While they examined the window, Burton said, “I honestly don’t know what we saw. I think it would be best if we didn’t go back in the water. Although it’s a fairly short walk home, the storm is already bad and getting worse. Could we impose and stay with you tonight?”

“I agree with you. I’m not sure what it was either. Of course, you’re more than welcome to stay. The children can sleep on the floor by the hearth. You and Beatrice can have the spare room,” replied Morris.

“Thank you very much. Better safe than sorry,” said Burton.

Morris nodded in agreement. After a brief time they returned to the parlour.

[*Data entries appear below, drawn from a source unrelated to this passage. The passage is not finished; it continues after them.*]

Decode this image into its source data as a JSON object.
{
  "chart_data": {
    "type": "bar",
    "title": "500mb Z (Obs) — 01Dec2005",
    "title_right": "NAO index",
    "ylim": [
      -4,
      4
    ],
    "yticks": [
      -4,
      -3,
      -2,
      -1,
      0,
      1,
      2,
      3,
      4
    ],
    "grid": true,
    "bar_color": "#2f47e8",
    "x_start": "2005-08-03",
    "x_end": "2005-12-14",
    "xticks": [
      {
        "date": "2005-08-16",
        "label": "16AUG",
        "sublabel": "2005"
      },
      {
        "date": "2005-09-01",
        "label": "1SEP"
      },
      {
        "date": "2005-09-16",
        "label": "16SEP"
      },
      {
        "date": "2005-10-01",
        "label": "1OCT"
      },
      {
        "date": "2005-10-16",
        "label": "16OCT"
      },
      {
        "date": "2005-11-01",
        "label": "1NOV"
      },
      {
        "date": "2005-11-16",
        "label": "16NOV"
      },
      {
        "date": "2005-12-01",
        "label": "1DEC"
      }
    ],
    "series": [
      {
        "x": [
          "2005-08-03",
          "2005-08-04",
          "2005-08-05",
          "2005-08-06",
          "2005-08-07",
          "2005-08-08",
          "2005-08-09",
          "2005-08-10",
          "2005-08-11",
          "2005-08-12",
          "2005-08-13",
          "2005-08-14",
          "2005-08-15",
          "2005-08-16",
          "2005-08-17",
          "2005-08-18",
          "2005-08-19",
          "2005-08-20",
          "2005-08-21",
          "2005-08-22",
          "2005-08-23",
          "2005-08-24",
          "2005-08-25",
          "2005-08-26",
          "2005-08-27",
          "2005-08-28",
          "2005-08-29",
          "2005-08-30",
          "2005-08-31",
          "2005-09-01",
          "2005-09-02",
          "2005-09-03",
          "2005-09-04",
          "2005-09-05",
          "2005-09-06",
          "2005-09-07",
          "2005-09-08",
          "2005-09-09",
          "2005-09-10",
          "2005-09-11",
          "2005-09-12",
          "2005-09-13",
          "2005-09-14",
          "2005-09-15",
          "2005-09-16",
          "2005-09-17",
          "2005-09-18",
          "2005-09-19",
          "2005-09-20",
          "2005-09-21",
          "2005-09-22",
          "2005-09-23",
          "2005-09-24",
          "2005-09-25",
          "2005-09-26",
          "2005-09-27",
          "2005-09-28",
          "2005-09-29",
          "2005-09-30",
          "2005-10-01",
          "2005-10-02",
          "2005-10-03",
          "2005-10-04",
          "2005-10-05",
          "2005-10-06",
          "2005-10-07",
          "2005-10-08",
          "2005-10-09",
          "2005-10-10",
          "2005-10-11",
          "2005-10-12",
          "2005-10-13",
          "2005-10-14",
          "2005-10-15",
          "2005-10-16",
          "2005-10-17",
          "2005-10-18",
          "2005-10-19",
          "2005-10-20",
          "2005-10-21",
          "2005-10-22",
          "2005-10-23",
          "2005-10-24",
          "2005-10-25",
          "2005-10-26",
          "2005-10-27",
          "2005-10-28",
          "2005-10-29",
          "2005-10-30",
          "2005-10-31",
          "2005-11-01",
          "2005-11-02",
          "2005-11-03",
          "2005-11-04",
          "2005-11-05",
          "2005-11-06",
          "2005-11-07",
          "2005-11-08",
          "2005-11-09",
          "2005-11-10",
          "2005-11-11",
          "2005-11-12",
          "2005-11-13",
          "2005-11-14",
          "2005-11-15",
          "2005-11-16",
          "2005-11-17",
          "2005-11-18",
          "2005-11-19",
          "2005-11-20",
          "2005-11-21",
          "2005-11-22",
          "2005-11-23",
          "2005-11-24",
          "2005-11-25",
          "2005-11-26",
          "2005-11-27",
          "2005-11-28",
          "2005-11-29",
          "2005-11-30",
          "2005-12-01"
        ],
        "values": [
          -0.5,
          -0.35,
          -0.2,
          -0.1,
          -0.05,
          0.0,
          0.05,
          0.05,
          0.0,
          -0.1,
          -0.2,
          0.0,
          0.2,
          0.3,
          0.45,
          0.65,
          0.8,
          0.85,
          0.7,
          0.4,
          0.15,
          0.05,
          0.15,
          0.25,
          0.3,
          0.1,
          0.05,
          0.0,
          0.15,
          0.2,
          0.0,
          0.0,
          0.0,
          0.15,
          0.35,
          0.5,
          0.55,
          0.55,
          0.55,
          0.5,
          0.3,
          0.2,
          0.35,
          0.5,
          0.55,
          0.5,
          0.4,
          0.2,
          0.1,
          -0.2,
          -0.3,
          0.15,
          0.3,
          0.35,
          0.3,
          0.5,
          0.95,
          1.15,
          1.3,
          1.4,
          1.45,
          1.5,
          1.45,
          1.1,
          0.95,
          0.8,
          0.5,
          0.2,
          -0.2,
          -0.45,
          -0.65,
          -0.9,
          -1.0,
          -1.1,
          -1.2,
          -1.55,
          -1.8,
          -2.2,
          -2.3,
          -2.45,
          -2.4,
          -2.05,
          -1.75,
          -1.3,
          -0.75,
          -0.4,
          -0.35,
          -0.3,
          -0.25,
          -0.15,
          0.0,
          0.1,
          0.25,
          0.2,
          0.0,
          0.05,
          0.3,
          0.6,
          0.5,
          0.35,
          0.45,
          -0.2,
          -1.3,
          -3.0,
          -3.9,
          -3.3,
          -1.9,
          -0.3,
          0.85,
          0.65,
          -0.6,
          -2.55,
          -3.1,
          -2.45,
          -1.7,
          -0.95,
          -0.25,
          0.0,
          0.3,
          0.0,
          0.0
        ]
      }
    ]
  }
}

“Morris has been kind enough to invite us to stay here tonight. I think that’s a good idea,” announced Burton. The wind howled down the chimney as if it were concurring.

The children had also heard of the Pond Creature rumours and preferred to believe that they had seen it tonight. So, they were happy with their father’s decision. Beatrice was also worrying about the trip home, and she too was pleased.

“We have a busy day planned for tomorrow. I think we should retire early if you don’t mind,” said Burton.

“Of course. I’ll get the blankets,” responded Morris.

Morris brought three large, soft blankets from a closet, and Beatrice spread them on the wood floor. The children were very happy with this arrangement. It was different and exciting to sleep next to the hearth in someone else’s cottage, even better than camping out.

After saying goodnight, the adults turned down the oil lamps and retired to their bedrooms. The children curled up in their blankets as they wondered about the events of the evening. The flickering light from the fire bathed the room in a warm glow.

Outside, the storm continued to swirl around the little cottage and around all the cottages of Ballymore. It was a dramatic demonstration of the power and majesty of nature.